Information
- League: Mexican Pacific League
- Location: Tepic, Nayarit
- Ballpark: Estadio Coloso Don Alejo Peralta
- Founded: 2025
- Colors: Dark blue, orange and white
- President: Carlos Peralta
- Manager: Luis Carlos Rivera
- Website: jaguaresdenayarit.com

Current uniforms
| Home | Away |

= Jaguares de Nayarit =

Mexican baseball team

The Jaguares de Nayarit (Nayarit Jaguars) are a professional baseball team based in Tepic, Nayarit, Mexico. They will compete in the Mexican Pacific League (LMP) starting from the 2025–26 season. The team will play at the Estadio Coloso Don Alejo Peralta with a capacity of 9,480 seated spectators.

==History==
In November 2023, the Government of the State of Nayarit announced that, in collaboration with the federal government of Mexico, it was building a baseball stadium in Tepic, the state capital, with the goal of joining the Mexican Pacific League, one of the two professional baseball leagues in Mexico, alongside the Mexican League.

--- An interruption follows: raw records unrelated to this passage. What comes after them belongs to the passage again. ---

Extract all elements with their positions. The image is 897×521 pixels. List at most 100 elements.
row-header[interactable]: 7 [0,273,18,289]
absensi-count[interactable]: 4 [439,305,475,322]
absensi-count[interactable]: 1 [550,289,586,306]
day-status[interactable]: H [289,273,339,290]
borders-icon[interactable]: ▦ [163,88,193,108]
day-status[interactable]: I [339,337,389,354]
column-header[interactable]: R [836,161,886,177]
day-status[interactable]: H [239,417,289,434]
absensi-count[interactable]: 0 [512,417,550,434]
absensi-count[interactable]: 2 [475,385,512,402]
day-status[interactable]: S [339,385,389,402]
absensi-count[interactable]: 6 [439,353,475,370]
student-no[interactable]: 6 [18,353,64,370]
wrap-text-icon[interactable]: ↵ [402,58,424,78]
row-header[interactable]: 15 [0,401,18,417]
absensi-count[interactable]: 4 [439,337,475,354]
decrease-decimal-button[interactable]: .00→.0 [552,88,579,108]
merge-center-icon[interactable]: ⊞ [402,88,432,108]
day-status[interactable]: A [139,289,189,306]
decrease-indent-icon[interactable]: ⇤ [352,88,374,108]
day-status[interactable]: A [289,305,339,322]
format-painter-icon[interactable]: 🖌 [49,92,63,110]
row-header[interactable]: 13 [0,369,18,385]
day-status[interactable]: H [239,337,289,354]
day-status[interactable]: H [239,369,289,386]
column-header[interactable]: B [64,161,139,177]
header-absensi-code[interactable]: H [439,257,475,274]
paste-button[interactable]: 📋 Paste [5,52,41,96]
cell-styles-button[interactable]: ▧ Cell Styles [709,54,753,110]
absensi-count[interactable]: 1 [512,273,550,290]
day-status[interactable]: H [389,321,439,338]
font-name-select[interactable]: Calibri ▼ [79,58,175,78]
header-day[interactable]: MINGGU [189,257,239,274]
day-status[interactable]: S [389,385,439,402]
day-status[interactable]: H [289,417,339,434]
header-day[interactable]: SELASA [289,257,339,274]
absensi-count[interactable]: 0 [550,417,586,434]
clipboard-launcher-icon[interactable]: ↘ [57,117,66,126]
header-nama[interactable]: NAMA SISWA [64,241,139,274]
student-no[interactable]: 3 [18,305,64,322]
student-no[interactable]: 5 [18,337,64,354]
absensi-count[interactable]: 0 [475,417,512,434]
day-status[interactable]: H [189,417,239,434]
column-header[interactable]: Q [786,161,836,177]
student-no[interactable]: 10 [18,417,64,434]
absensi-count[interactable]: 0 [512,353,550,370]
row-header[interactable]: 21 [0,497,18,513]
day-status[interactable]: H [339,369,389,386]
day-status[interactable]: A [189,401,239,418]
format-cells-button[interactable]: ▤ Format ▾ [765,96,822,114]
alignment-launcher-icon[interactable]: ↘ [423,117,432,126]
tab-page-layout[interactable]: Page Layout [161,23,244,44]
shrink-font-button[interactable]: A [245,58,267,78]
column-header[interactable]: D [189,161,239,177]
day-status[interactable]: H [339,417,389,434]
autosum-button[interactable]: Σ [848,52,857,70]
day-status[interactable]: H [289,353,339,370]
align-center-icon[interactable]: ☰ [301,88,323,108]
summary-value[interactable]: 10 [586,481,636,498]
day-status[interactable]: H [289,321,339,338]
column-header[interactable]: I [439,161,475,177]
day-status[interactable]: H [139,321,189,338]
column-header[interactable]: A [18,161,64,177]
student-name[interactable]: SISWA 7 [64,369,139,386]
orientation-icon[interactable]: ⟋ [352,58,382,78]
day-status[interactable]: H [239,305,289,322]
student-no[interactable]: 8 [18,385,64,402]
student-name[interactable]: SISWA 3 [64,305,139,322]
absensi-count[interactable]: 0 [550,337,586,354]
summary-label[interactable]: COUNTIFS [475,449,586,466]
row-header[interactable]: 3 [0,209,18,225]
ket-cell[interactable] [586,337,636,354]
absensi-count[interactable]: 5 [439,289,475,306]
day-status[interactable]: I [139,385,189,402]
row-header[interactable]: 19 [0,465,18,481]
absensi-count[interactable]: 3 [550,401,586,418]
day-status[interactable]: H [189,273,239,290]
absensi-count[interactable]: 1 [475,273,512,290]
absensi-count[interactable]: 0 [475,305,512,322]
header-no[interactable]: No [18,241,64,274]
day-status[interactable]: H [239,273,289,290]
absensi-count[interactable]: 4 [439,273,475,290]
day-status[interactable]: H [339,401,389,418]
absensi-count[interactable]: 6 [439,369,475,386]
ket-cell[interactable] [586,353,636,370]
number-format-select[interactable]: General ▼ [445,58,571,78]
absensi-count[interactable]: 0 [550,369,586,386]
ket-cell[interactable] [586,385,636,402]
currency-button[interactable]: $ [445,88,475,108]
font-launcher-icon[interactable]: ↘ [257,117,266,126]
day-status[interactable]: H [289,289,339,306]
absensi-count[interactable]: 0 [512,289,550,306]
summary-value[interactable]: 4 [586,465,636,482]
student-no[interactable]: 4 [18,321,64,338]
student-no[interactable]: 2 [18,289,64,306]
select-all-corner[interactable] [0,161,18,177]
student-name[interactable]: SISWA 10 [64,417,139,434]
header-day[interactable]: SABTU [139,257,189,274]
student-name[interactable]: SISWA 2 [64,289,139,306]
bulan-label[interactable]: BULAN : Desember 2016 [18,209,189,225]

The proposed team name was Jaguares de Nayarit.

The stadium, Estadio Coloso Don Alejo Peralta, with a capacity of 9,480 spectators, was inaugurated during the 2024 WBSC Premier12, as one of the two Group A venues, hosted by Mexico, alongside the Estadio Panamericano de Béisbol in Zapopan, Jalisco.

In March 2025, Miguel Ángel Navarro Quintero, Governor of Nayarit, announced that it was "100% certain" that the state would have a team in the Mexican Pacific League for the upcoming season. Later that month, rumors circulated that the Sultanes de Monterrey might leave the LMP, with the Nayarit team expected to take their place.

In April 2025, the Mexican Pacific League approved the sale of the Sultanes, clearing the way for the franchise’s relocation to Tepic under the ownership of Carlos Peralta, former owner of the Mexican League’s Tigres de Quintana Roo. On 20 May 2025, the league officially announced that the Jaguares de Nayarit would join the competition for the 2025–26 season. On 3 July 2025, the team presented Luis Carlos Rivera as their manager. Later, in September, José Macías and Armando Araiza joined as the hitting and catching coaches, respectively.

The Jaguares made their LMP debut on 15 October 2025, losing 4–6 to the Venados de Mazatlán in a game played at Estadio Coloso del Pacífico. The losing pitcher for Nayarit was Faustino Carrera.